En raison de leur calendrier fou et des exigences des contrats d’enregistrement, John Lennon et Paul McCartney avaient toujours besoin de nouvelles chansons pour compléter le prochain album. Comme même les fans des Beatles l’admettront, ils ne trouvaient pas toujours des gagnants, mais ils devaient les terminer et passer au projet suivant.
À l’époque de Rubber Soul, les chansons de John et de Paul étaient devenues beaucoup plus complexes, mais ils n’hésitaient pas à recycler des morceaux plus simples et plus anciens. C’est ainsi que Paul a fini par ressortir et remanier l’une de ses premières chansons.
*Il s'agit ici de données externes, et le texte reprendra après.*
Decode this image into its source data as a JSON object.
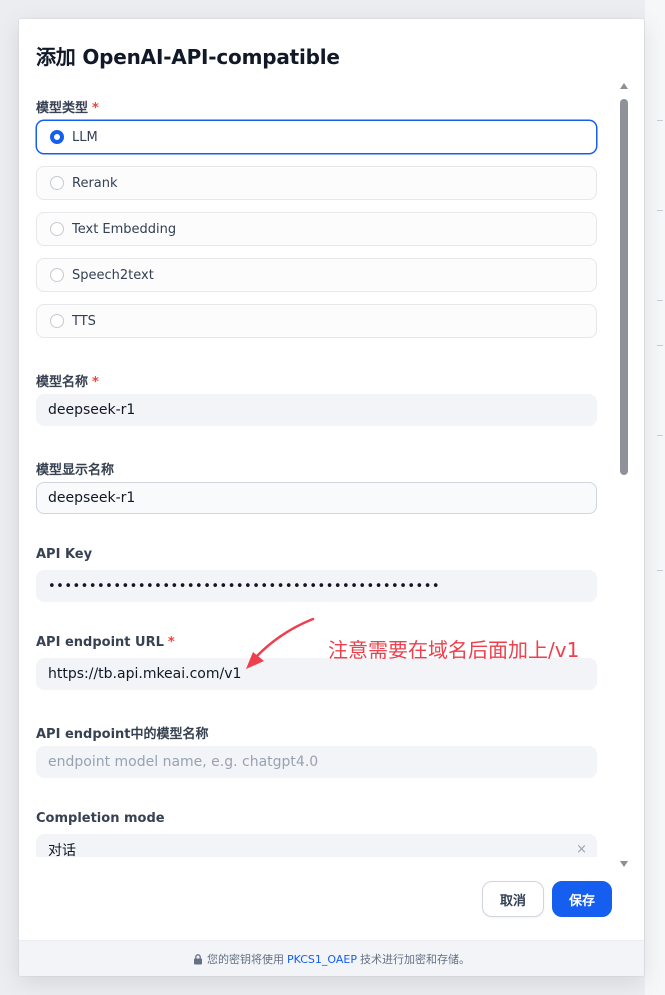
{
  "dialog": {
    "title": "添加 OpenAI-API-compatible"
  },
  "form": {
    "model_type": {
      "label": "模型类型",
      "required_mark": "*",
      "selected": "LLM",
      "options": [
        "LLM",
        "Rerank",
        "Text Embedding",
        "Speech2text",
        "TTS"
      ]
    },
    "model_name": {
      "label": "模型名称",
      "required_mark": "*",
      "value": "deepseek-r1"
    },
    "display_name": {
      "label": "模型显示名称",
      "value": "deepseek-r1"
    },
    "api_key": {
      "label": "API Key",
      "value": "••••••••••••••••••••••••••••••••••••••••••••••••"
    },
    "endpoint_url": {
      "label": "API endpoint URL",
      "required_mark": "*",
      "value": "https://tb.api.mkeai.com/v1"
    },
    "endpoint_model_name": {
      "label": "API endpoint中的模型名称",
      "placeholder": "endpoint model name, e.g. chatgpt4.0"
    },
    "completion_mode": {
      "label": "Completion mode",
      "value": "对话",
      "clear_symbol": "×"
    }
  },
  "annotation": {
    "text": "注意需要在域名后面加上/v1",
    "color": "#ee3f4d"
  },
  "buttons": {
    "cancel": "取消",
    "save": "保存"
  },
  "footer": {
    "prefix": "您的密钥将使用",
    "link": "PKCS1_OAEP",
    "suffix": "技术进行加密和存储。",
    "icon": "lock-icon"
  },
  "colors": {
    "accent": "#155eef",
    "required": "#f04438"
  }
}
Comme Paul l’a noté dans sa biographie Many Years From Now, c’est ainsi que « Michelle » s’est retrouvée sur Rubber Soul. À la fin des années 50, il jouait la chanson en tant qu’instrument lors de soirées où il portait un col roulé et « faisait semblant de parler français » pour impressionner les filles. (N’oubliez pas qu’il avait à peine 17 ans à l’époque).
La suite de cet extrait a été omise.